# Thread: real value function (integral)

1. ## real value function (integral)

How would I do this? Im really stuck. Most appreciated!

2. $\displaystyle \frac{df}{d \alpha} \: = \: \frac{1}{\alpha}$
Integrating
$\displaystyle f(\alpha) \: = \: ln | \alpha | +C$
$\displaystyle f(1) \: = \: C=0$

$\displaystyle f(\alpha \beta) \: = \: ln | \alpha | +ln | \beta |$
$\displaystyle f(\alpha \beta) \: = \: f(\alpha)+f(\beta)$

3. If you wanted to evaluate it, you could write it as $\displaystyle \int^{\infty}_{0} \int^{\alpha}_{1} e^{-tx} \ dt \ dx$

then switch the order of integration

$\displaystyle = \int^{\alpha}_{1} \int_{0}^{\infty} e^{-tx} \ dx \ dt$

$\displaystyle = \int^{\alpha}_{1} \frac{1}{t} \ dx = \ln \alpha$

4. thanks! If possible, could you help me in this thread? Thanks

http://www.mathhelpforum.com/math-he...tive-help.html

5. No , the question says without evaluating the integral , we cannot do it in this way .
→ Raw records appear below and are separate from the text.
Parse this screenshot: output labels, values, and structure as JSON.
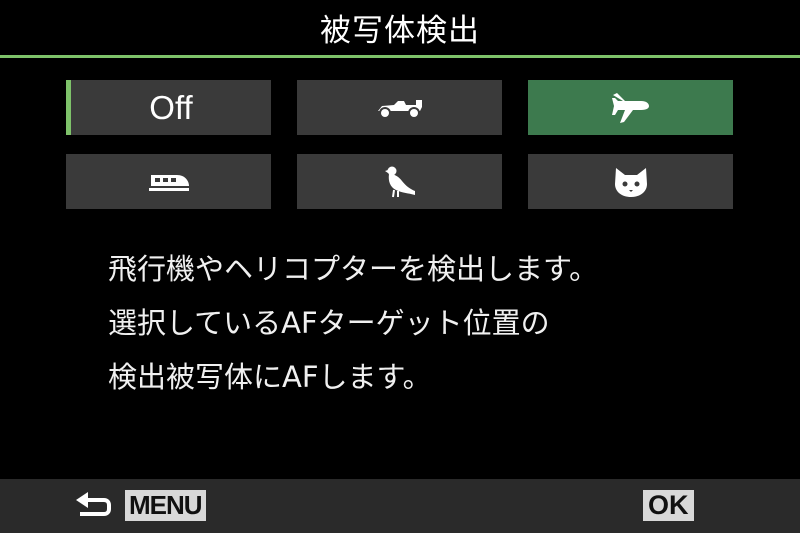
{
  "header": {
    "title": "被写体検出"
  },
  "options": [
    {
      "label": "Off",
      "icon": null,
      "state": "focused"
    },
    {
      "label": null,
      "icon": "race-car-icon",
      "state": "normal"
    },
    {
      "label": null,
      "icon": "airplane-icon",
      "state": "selected"
    },
    {
      "label": null,
      "icon": "train-icon",
      "state": "normal"
    },
    {
      "label": null,
      "icon": "bird-icon",
      "state": "normal"
    },
    {
      "label": null,
      "icon": "cat-icon",
      "state": "normal"
    }
  ],
  "description": {
    "line1": "飛行機やヘリコプターを検出します。",
    "line2": "選択しているAFターゲット位置の",
    "line3": "検出被写体にAFします。"
  },
  "footer": {
    "menu_label": "MENU",
    "ok_label": "OK"
  },
  "colors": {
    "accent": "#7ec26a",
    "selected_bg": "#3d7a4e",
    "option_bg": "#3a3a3a",
    "footer_bg": "#2a2a2a"
  }
}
$\displaystyle f( a) = \int_0^{\infty} \frac{ e^{-x} - e^{-ax} }{x}~dx$

Sub. $\displaystyle x = bt$ and change the dummy variable , we have

$\displaystyle f(a) = \int_0^{\infty} \frac{ e^{-bx} - e^{-abx} }{bx}~(bdx)$

$\displaystyle = \int_0^{\infty} \frac{ e^{-bx} - e^{-abx} }{x}~dx$

$\displaystyle = \int_0^{\infty} \frac{ e^{-bx} - e^{-x} + e^{-x} - e^{-abx} }{x}~dx$

$\displaystyle =\int_0^{\infty} \frac{ (e^{-x} - e^{-abx})-(e^{-x} - e^{-bx} ) }{x}~dx$

$\displaystyle = f(ab) - f(b)$ so $\displaystyle f(ab) = f(a) + f(b)$